C’était la première fois que je voyais Miniloup danser, et j’avoue, j’étais très curieuse de voir ce que cela pouvait donner. C’était très amusant de le voir évoluer, un peu pataud, au milieu d’une dizaine de bouts de chou de 5 à 6 ans. Il écoutait attentivement les instructions de Vava, super décontract’, les mains dans les poches, pour ensuite bouger en musique et tenter laborieusement de reproduire les gestes le plus correctement possible. Pas toujours facile de se lancer, tout en gardant un semblant de contenance. Malgré tout, Miniloup avait quand même l’air de beaucoup s’amuser, et c’est déjà pas si mal. (Sans oublier qu’il s’est découvert une véritable passion pour l’anatomie des articulations humaines, il est désormais incollable sur le sujet, te désignant la colonne vertébrale, les hanches et la nuque avec plus de précision que George Clowney dans Urgences)

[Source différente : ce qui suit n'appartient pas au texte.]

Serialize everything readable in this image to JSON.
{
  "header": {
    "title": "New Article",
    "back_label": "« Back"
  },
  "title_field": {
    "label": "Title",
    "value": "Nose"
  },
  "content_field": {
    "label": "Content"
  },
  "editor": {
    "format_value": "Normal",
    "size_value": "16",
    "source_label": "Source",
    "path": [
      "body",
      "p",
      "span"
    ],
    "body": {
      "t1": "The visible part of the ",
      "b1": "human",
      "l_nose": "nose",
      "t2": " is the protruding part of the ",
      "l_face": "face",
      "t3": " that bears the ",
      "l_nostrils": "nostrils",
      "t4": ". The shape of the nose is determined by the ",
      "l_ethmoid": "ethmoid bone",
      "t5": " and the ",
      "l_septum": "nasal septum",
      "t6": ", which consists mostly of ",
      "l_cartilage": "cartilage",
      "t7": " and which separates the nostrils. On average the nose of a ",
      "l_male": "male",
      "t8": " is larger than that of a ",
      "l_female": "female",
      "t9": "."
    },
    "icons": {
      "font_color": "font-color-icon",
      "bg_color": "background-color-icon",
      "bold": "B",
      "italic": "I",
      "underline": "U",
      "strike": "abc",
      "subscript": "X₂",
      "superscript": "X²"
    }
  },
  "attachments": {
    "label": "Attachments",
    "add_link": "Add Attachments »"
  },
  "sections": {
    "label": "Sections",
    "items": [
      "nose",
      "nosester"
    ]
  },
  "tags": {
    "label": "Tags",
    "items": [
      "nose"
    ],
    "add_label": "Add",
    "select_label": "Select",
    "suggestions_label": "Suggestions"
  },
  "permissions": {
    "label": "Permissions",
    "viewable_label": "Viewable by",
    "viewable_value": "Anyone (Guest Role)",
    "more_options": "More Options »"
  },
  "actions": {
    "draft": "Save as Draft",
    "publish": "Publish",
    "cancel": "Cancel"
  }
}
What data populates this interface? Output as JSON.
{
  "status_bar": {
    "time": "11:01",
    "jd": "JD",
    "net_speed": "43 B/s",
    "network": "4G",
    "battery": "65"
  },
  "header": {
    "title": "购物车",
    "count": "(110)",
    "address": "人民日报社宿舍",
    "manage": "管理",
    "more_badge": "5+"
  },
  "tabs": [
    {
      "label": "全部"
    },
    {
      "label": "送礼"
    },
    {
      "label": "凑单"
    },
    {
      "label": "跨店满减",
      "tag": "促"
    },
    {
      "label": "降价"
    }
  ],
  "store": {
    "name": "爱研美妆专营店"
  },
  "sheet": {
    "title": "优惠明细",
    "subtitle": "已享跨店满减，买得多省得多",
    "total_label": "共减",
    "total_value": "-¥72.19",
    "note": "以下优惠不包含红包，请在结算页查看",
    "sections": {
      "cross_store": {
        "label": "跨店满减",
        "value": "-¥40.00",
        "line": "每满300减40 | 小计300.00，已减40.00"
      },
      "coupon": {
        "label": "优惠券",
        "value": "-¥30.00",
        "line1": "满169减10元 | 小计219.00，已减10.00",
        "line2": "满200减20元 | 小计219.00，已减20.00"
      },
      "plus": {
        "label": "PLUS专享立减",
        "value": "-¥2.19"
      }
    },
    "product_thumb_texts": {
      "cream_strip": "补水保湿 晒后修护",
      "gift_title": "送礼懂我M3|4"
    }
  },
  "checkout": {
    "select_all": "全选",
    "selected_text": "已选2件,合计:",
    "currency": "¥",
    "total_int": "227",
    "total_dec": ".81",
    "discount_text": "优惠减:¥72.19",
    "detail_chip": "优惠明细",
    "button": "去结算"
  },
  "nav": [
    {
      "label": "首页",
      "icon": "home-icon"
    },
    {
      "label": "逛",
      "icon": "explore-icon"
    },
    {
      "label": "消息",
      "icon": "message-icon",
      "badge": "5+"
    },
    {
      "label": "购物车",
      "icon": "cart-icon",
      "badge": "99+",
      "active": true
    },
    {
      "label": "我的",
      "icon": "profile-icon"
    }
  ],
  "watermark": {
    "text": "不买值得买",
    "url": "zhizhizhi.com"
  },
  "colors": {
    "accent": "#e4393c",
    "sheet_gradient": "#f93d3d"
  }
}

Ensuite, il y a eu le cours de Petitou, et je dois dire que j’ai été assez bluffée. Difficile d’imaginer une telle différence de niveau avec le cours précédent. Les 6-7 ans entamant leur deuxième année d’initiation à la danse ont une bien meilleure maîtrise de leur corps et de l’espace par rapport aux plus petits, ils sont capables de rester en ligne et de danser à peu près ensemble.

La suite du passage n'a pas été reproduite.